2008-09-06

WANT! Fat Cat Motorsports Bump Stops

So since I upgraded the springs a while ago, the suspension must have settled, and the car came to rest firmly on the bump stops. That's not what it supposed to do, because suspension, no matter how stiff, needs some travel before hitting the stops in order to do its job.

Tomorrow I am going to an autocross, so I had to raise the car today, and it just so happened that I had to do it in the middle of tropical storm Hannah passing over Raleigh.

Granted, the storm turned out to be just heavy rain, flooding and blocking some roads and houses, but no strong winds or anything truly dangerous like that.

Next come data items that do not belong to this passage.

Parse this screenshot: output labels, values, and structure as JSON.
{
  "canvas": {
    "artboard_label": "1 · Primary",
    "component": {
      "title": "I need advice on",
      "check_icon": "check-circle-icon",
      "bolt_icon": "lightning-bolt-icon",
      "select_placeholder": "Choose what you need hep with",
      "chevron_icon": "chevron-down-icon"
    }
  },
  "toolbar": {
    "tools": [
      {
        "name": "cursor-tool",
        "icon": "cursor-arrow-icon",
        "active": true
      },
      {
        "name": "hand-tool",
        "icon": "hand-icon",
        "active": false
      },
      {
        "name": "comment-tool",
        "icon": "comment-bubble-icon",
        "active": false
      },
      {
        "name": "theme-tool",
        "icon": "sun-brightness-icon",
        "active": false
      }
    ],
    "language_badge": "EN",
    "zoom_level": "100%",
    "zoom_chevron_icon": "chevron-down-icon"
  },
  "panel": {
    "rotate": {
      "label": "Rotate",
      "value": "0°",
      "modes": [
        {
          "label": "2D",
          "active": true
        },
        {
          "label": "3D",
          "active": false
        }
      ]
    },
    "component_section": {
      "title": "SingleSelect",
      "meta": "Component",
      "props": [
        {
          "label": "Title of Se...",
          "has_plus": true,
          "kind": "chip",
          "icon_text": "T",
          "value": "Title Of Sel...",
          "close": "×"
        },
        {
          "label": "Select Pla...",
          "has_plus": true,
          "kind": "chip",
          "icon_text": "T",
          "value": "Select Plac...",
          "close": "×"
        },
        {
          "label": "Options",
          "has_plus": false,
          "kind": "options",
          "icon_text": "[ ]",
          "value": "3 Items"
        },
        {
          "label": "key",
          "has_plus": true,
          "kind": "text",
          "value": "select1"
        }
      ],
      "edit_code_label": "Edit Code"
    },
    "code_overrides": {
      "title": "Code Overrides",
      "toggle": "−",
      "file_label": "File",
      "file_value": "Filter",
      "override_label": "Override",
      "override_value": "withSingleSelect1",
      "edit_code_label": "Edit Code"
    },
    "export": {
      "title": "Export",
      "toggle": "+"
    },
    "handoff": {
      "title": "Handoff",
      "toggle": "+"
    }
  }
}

However, I have no garage, and with the steady rain the prospect of pulling the wheels and adjusting the spring perch height in my subdivision's parking lot did not appeal to me much. So my solution was to drive to my company's parking garage which would offer shelter, light, as well as close-to-level floor, which is always a plus when fiddling with ride height.

On the way there, I have encountered a few flooded roads and had to take a couple improvised detours, but otherwise got there without any trouble.

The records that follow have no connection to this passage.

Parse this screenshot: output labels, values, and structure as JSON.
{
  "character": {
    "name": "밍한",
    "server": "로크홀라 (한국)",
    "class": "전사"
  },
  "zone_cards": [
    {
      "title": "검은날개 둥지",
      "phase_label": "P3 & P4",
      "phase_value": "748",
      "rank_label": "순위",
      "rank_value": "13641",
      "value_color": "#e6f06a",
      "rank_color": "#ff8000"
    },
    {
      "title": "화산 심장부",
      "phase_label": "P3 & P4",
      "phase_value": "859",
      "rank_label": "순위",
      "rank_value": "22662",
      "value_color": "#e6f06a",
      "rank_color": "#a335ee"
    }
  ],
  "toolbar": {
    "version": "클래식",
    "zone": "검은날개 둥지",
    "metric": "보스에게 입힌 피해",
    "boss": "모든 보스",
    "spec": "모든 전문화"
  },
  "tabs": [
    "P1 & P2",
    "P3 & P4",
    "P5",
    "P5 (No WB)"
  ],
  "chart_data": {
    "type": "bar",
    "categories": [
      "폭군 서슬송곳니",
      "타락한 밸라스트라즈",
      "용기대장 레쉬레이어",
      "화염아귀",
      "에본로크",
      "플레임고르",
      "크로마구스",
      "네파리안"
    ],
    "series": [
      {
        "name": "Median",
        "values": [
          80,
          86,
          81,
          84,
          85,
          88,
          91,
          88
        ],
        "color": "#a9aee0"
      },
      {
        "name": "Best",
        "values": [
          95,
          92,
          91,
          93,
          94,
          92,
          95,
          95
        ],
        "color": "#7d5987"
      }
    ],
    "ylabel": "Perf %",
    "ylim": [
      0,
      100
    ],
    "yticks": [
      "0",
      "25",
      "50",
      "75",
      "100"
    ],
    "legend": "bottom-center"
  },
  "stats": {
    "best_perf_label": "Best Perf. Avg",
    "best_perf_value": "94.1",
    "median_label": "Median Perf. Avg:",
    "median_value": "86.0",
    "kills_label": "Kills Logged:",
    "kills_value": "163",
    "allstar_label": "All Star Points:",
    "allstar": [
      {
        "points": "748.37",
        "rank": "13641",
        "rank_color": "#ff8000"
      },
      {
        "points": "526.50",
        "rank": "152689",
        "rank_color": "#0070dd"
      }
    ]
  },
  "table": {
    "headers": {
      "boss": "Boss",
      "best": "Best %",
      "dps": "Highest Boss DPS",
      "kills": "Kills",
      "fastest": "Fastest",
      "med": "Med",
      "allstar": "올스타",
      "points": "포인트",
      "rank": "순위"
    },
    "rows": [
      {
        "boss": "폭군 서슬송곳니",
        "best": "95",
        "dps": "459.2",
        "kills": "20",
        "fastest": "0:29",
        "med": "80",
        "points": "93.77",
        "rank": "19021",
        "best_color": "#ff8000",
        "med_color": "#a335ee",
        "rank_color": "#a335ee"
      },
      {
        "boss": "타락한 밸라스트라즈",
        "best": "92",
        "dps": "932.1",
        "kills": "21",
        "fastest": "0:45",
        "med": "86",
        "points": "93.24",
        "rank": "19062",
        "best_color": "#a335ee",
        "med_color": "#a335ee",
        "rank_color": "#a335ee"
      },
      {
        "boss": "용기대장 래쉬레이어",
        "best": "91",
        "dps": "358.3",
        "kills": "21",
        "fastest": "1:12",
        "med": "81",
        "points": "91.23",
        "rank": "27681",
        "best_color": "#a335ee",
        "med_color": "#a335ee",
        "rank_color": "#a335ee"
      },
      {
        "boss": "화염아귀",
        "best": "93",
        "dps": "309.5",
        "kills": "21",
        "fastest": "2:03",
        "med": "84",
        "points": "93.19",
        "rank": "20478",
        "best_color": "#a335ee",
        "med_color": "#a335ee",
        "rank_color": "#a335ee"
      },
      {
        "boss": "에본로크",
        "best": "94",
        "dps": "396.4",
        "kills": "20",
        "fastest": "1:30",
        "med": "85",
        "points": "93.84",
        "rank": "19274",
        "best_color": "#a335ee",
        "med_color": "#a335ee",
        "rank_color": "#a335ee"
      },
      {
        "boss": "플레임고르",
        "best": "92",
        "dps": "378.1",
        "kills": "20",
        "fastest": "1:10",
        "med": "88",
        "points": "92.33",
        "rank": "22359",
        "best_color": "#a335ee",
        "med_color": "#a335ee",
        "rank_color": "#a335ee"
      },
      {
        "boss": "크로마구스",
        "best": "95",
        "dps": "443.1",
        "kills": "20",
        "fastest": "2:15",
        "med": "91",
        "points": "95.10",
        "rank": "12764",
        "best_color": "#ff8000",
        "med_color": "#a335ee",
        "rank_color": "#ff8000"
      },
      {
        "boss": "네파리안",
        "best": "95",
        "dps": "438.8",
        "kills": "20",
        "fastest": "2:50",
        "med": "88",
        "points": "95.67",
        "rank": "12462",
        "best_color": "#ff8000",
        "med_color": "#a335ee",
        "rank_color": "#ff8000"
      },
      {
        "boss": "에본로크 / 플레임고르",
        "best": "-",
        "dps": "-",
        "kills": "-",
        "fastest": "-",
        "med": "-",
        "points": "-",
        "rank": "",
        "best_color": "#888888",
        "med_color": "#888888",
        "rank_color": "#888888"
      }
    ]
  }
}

Rain water rivulets on the parking garage floor helped me find the most level area to camp out in and the work started. I raised the rear approximately 9mm (3/8in) and the front 6mm (7/32in). Also checked tire pressure and put some air in them.

On the way back, it seems the ride has become a little less harsh. Now, with stiffened suspension, I doubt it will ever be cushy, but the car seemed to rattle less and actually handle better. I will try it out in Greenville tomorrow, and I suspect that I'll have to raise the car another notch.

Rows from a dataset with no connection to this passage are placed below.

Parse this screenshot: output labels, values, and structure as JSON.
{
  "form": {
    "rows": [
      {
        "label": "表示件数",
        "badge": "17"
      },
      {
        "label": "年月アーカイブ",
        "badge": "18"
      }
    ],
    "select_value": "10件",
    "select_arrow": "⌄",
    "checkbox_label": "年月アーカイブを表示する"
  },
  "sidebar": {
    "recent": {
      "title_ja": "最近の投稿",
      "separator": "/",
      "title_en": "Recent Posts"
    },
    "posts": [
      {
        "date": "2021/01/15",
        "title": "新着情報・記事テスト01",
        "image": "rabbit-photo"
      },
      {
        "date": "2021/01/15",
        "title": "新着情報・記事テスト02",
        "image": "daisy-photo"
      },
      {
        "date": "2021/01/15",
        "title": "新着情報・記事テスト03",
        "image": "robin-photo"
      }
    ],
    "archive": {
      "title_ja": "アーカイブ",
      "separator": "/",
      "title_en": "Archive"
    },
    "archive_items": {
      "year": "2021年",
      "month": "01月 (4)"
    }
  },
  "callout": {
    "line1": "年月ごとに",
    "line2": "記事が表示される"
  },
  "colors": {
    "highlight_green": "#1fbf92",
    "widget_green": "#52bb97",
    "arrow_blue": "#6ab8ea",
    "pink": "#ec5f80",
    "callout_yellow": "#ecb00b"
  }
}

Now, raising the car is only one of two possible ways of dealing with the bump stops issue. Using shorter stops is another. When upgrading the springs, I have trimmed about 1/2in (13mm) from the stock stops that were on the car according to the spring manufacturer recommendation. That left them at about 2.5in (63mm) length if memory serves. If I keep cutting them, the material might not be resilient enough to absorb impact effectively and I could damage the shock absorbers.

Also, I can't really shave the stops while they are on the car, out of fear of damaging the shock absorber shafts, which effectively means that I need to pull all four shocks off the car again. While I'm at it, I think I might just as well put 36mm performance stops in, and also go for an upgrade of the shock mount bushings and put some dust boots on (stock ones don't fit with new springs). And I pretty much have my mind set on the Fat Cat Motorsports products. That's going to be about $120 in parts and another day working on the car, but hopefully I will be able to keep the car lower to the ground than stock.